Interestingly, the proportion of SNPs resulting in changes at the amino acid level is remarkably high in both macaque species: 36 (out of 48) and 22 (out of 30) SNPs are nonsynonymous in the cynomolgus and rhesus macaques, respectively. A premature stop codon in exon 5 was found in one haplotype in each species. In addition, an insertion of six nucleotides in the second exon, resulting in the addition of two amino acids, was found at a frequency of 0.2 and 0.4 in the cynomolgus and rhesus macaque, respectively. Consistent with the large number of SNPs in these two species, the nucleotide diversity is remarkably high, at 1.10 and 0.84 % in cynomolgus and rhesus, respectively. This is much higher than the diversity reported in protein-coding genes (∼0.175 to 0.27 %) and higher than the genomic average reported in these species (0.24–0.35 %) (Osada et al. 2010). The genetic diversity of macaques has been shown to vary by subspecies, geography, and sequencing coverage, but all published estimates are several-fold lower than those found at OAS1 (Ferguson et al. 2007; Osada et al. 2010).
By comparison, OAS1 in baboon harbors a very low variability (Fig. 2). We did not find a single SNP in the Guinea baboon and only seven SNPs in the olive baboon, resulting in nucleotide diversity of 0.00 and 0.16 %, respectively. Five of the seven SNPs correspond to private mutations. A single base pair deletion in exon 5 resulting in a premature stop codon was found in three haplotypes. Interestingly, all the Guinea baboon sequences have the same nonsense mutation in exon 5 identified in macaques. The low level of diversity in baboons is very similar to the genomic average in these species (0.023 and 0.14 % in Guinea and olive baboons, respectively; Boissinot et al. 2014).
Tests of selection
The high level of variation in macaque suggests that balancing selection is acting at this locus. We tested this hypothesis using the HKA test of selection which compares the ratio of polymorphism to divergence between OAS1 and a collection of non-coding, neutral regions that had previously been sequenced in the two macaques (Table 1). In both the rhesus and the cynomolgus macaque, we found that variation at OAS1 significantly exceeds what is expected given the divergence between macaque and human, confirming the balancing selection hypothesis (P = 0.001). It should be noted that the neutral regions of reference were sequenced in a geographically diverse sample of macaques; it is thus unlikely that neutral variation is underestimated when compared with OAS1 variation. As expected, the HKA test did not reveal any deviation from neutrality in baboons.

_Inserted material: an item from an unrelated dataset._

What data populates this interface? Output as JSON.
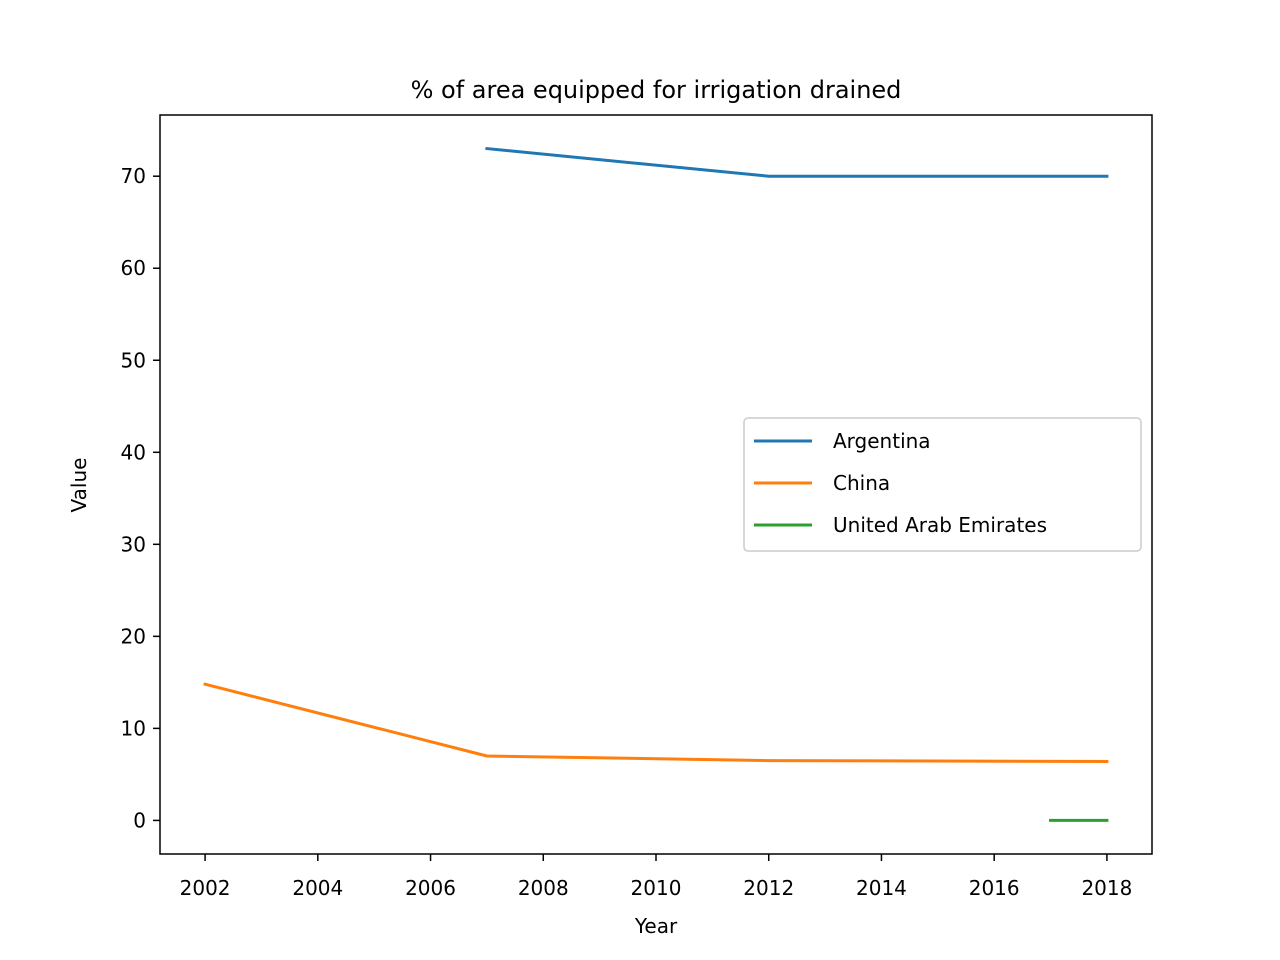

Another prediction of the balancing selection hypothesis is an excess of polymorphic replacements relative to silent mutations. The amount of polymorphism is correlated to the level of between-species divergence under neutrality, and this should be true for both replacement and silent sites. Thus, we compared the level of polymorphism at replacement and silent sites with the fraction of replacement and silent sites that are fixed between each of our focal species and an out-group. To this end, we calculated the parameter NI, which is predicted to be higher than 1 if balancing selection is acting at a locus (Table 1). Using human or gorilla as an out-group, we obtained values that were well above 1 for both macaque species (1.6 to 1.9 for cynomolgus and 1.4 to 1.7 for rhesus), although we were not able to statistically exclude neutrality using the MK test (P = 0.16 to 0.37 for cynomolgus and P = 0.30 to 0.56 for rhesus). By comparison, the NI values for the olive baboon ranged from 0.75 to 0.89 (P = 1.0).

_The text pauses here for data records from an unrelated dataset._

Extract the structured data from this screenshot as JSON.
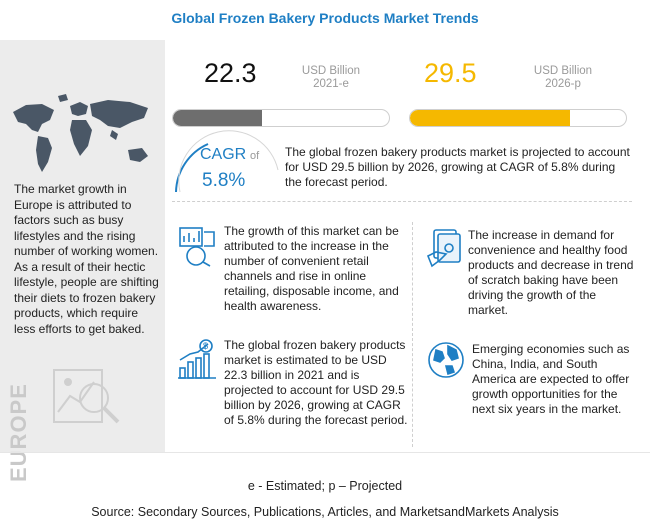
{
  "title": "Global Frozen Bakery Products Market Trends",
  "left_panel": {
    "description": "The market growth in Europe is attributed to factors such as busy lifestyles and the rising number of working women. As a result of their hectic lifestyle, people are shifting their diets to frozen bakery products, which require less efforts to get baked.",
    "region_label": "EUROPE",
    "map_icon": "world-map-icon"
  },
  "stats": {
    "value_2021": "22.3",
    "unit_2021": "USD Billion",
    "year_2021": "2021-e",
    "value_2026": "29.5",
    "unit_2026": "USD Billion",
    "year_2026": "2026-p",
    "bar_2021_fraction": 0.41,
    "bar_2026_fraction": 0.74,
    "colors": {
      "accent_blue": "#1f7fc4",
      "accent_yellow": "#f5b800",
      "bar_grey": "#6e6e6e"
    }
  },
  "cagr": {
    "label": "CAGR",
    "of": "of",
    "value": "5.8%",
    "text": "The global frozen bakery products market is projected to account for USD 29.5 billion by 2026, growing at CAGR of 5.8% during the forecast period."
  },
  "cards": [
    {
      "icon": "retail-chart-icon",
      "text": "The growth of this market can be attributed to the increase in the number of convenient retail channels and rise in online retailing, disposable income, and health awareness."
    },
    {
      "icon": "money-hand-icon",
      "text": "The increase in demand for convenience and healthy food products and decrease in trend of scratch baking have been driving the growth of the market."
    },
    {
      "icon": "dollar-bar-chart-icon",
      "text": "The global frozen bakery products market is estimated to be USD 22.3 billion in 2021 and is projected to account for USD 29.5 billion by 2026, growing at CAGR of 5.8% during the forecast period."
    },
    {
      "icon": "globe-icon",
      "text": "Emerging economies such as China, India, and South America are expected to offer growth opportunities for the next six years in the market."
    }
  ],
  "footnote": "e - Estimated; p – Projected",
  "source": "Source: Secondary Sources, Publications, Articles, and MarketsandMarkets Analysis"
}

Recombination and network analysis
The recombination analysis was performed for each species and for each genus. Rhesus macaques have fewer haplotypes, necessitating far less recombination, evidenced by the minimum number of recombination events predicted to be 2. In cynomolgus, nine events can minimally explain the current haplotypic structure. When we assess all macaque haplotypes together, the minimum number of recombination events is 12. We ran linkage disequilibrium analysis using DnaSP in order to test linkage between polymorphisms. Pooling all macaque sequences, linkage was found (P < 0.001) between 77 pairs of polymorphic sites. Nearly all linkage was found to be between physically close sites (located in the same exon). No linkage disequilibrium between distant sites that could be suggestive of epistatic interactions between polymorphic amino acids was found. The amount of recombination at the OAS1 locus is also apparent in the haplotype network (Fig. 3), which shows considerable reticulation. We did not find any evidence of recombination in olive baboon, which is not surprising considering the very small number of polymorphisms in this species.
In silico modeling of OAS1 alloforms
For the purposes of in silico modeling, we used only naturally occurring alleles, choosing those containing the largest proportion of high-frequency amino acid polymorphisms. Using these criteria, we selected alloforms Cy8-2 and Rh2-1 (Fig. 1) for the majority of in silico modeling and analysis. For the few polymorphisms of interest not represented, we modeled additional alloforms. SWISS-MODEL produced models of quality at, or very near, those of the solved human OAS1 protein (Verify3D overall average scores: 0.48 for hOAS1 and 0.46 to 0.48 for the predicted models; ProSA-web overall Z score: −9.73 for hOAS1 and −10.19 to −10.38 for the predicted models). A single loop that could not be crystallized for either porcine or human OAS1 (residues 120–131) was evaluated to be of low quality in all of our models. Despite this, they were sculpted nearly identically amongst alloforms (Fig. 4).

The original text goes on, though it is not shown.